A Maryland panel is recommending that the state impose both a fee and a tax on shale gas development, as well as shift more costs to industry, but it did not propose specific details for any changes.
In a report released Tuesday, the 14-member Marcellus Shale Advisory Commission (MSAC) recommended that the General Assembly impose a fee on natural gas leases and a statewide severance tax to offset the cost of managing development. It also said the state should get rid of its current limits on bonding; pass a bill creating presumptive liability for damages occurring near development; create a mediation process for disputes; and pass laws to protect surface owners.
The report does not mean Maryland will be allowing shale drilling any time soon, though. "The state has not yet determined whether gas production can be accomplished without unacceptable risk, and nothing in this report should be interpreted to imply otherwise," the authors wrote.
The proposed fee would cover the cost of state reviews during the permitting process and monitoring during the development process for specific operators. The proposed severance tax would create a Shale Gas Impact Fund to offset costs that are attributed to the industry at large.
Although Maryland does not yet have a state-level severance tax on natural gas, the report noted that Garrett and Allegany counties, two rural counties in the western panhandle that overlie the Marcellus, already levy county-level taxes: 5.5% in Garrett and 7.7% in Allegany. Using U.S. Geological Survey estimates that the Maryland portion of the Marcellus holds as much as 2,383 Bcf of technically recoverable gas, each 1% of statewide severance tax would bring in between $27.9 million and $93.7 million at a constant gas price of $3.93/Mcf, according to the report.
The MSAC did not recommend a tax rate but said the structure should be designed to offset the cost of state activities related to development, both site-specific and regional impacts.
Pennsylvania is working to pass a fee to offset the impacts of development, although some lawmakers believe the fee should fund other programs (see Shale Daily, Dec. 21, 2011).

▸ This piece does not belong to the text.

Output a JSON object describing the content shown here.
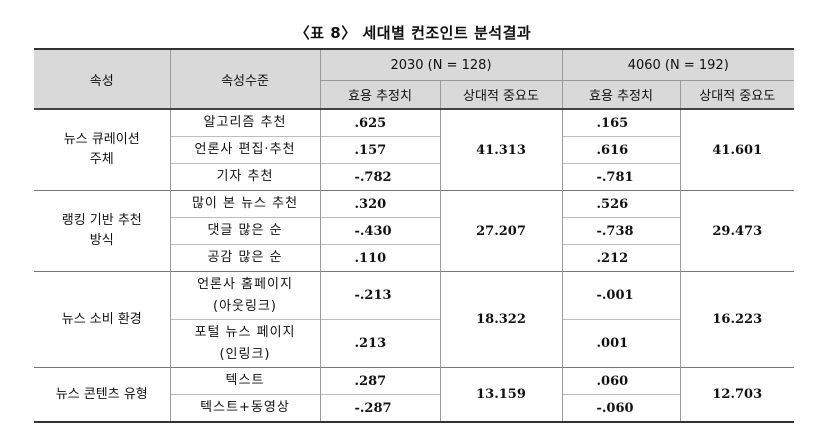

West Virginia recently increased its permitting fee to $10,000 per well (see Shale Daily, Dec. 15, 2011).
Although not traditionally seen as a revenue source, the report recommended that Maryland remove its bonding limits. Currently, the Maryland Department of the Environment (MDE) may not require a bond of more than $100,000 per well, or a blanket bond for all wells by a permittee of more than $500,000. Pennsylvania is considering increasing its per-well bond to $10,000 and its blanket bond to $250,000, figures some believe are too low (see Shale Daily, Nov. 9, 2011).

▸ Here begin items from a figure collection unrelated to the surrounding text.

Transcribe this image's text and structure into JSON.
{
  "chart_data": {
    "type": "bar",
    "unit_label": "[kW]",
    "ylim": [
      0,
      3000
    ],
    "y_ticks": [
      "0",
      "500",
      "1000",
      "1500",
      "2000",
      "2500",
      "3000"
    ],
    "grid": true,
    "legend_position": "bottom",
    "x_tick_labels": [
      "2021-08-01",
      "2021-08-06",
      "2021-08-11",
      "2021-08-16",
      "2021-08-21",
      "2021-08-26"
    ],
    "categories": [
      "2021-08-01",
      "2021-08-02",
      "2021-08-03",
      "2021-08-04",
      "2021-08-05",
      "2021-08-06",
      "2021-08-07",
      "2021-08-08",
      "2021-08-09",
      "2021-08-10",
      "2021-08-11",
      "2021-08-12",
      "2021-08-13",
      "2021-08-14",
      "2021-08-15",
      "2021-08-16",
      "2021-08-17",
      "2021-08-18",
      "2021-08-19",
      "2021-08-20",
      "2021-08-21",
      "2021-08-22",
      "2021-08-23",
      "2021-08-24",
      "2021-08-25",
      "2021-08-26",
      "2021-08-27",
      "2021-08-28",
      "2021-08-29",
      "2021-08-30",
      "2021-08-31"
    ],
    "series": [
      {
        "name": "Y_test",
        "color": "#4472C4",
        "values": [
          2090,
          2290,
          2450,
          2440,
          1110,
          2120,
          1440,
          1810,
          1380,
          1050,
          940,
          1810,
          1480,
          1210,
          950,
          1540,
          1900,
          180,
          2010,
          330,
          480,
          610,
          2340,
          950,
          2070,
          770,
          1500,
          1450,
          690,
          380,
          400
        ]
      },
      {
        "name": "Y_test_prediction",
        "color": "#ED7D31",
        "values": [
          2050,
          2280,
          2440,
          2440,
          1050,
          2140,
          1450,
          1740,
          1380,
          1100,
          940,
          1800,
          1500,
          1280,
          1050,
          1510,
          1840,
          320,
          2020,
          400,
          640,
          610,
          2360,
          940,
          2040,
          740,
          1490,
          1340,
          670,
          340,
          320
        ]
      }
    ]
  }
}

The MSAC also recommended several changes to protect landowners near development. These include a provision to hold operators liable for contamination near development unless the operator can prove it is not responsible. Although not offering details, the report said West Virginia currently holds operators liable for contamination within 1,000 feet of drilling, while Pennsylvania is looking to strengthen its provision to 2,500 feet (see Shale Daily, Oct. 4, 2011). The goal is to provide an incentive for operators to pay for baseline testing before drilling. Maryland currently holds operators liable for proven damages.
The MSAC also recommended that lawmakers pass a Surface Owners Protection Act. In addition to requiring operators to notify nearby landowners of activities, the act would set up a process for operators and landowners to discuss upcoming development and mediate potential disputes.

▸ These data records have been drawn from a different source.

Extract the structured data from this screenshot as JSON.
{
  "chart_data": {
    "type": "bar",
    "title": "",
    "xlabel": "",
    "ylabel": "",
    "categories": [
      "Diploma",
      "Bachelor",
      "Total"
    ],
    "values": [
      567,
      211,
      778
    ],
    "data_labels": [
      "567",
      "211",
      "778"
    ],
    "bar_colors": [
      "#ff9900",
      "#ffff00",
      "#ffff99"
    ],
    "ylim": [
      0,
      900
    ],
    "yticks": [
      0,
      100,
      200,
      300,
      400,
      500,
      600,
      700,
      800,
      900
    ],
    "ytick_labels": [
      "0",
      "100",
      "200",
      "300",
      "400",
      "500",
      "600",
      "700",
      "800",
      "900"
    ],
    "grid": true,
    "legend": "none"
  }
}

The report is just one part of a long process for Maryland to decide whether it wants to participate in the shale game. The state received its first shale drilling permit application in 2009, but has yet to approve or deny it. Lawmakers introduced severalbills last year to impose a moratorium on permitting to give the state time to study the issue, but those attempts ultimately failed.
Gov. Martin O'Malley subsequently convened the Marcellus Shale Safe Drilling Initiative by executive order last June to help policymakers decide whether and how to allow shale development. The report released Tuesday is the first of the three-part study, looking just at potential sources of revenue from development and standards of liability for the industry. The two future parts, due in August 2012 and August 2014, respectively, will recommend best practices and consider the potential environmental and economic impacts of development.
The MSAC met four times in the second half of 2011 (see Shale Daily, Dec. 14, 2011).
Maryland is still using oil and gas regulations written in 1993, before deep shale development.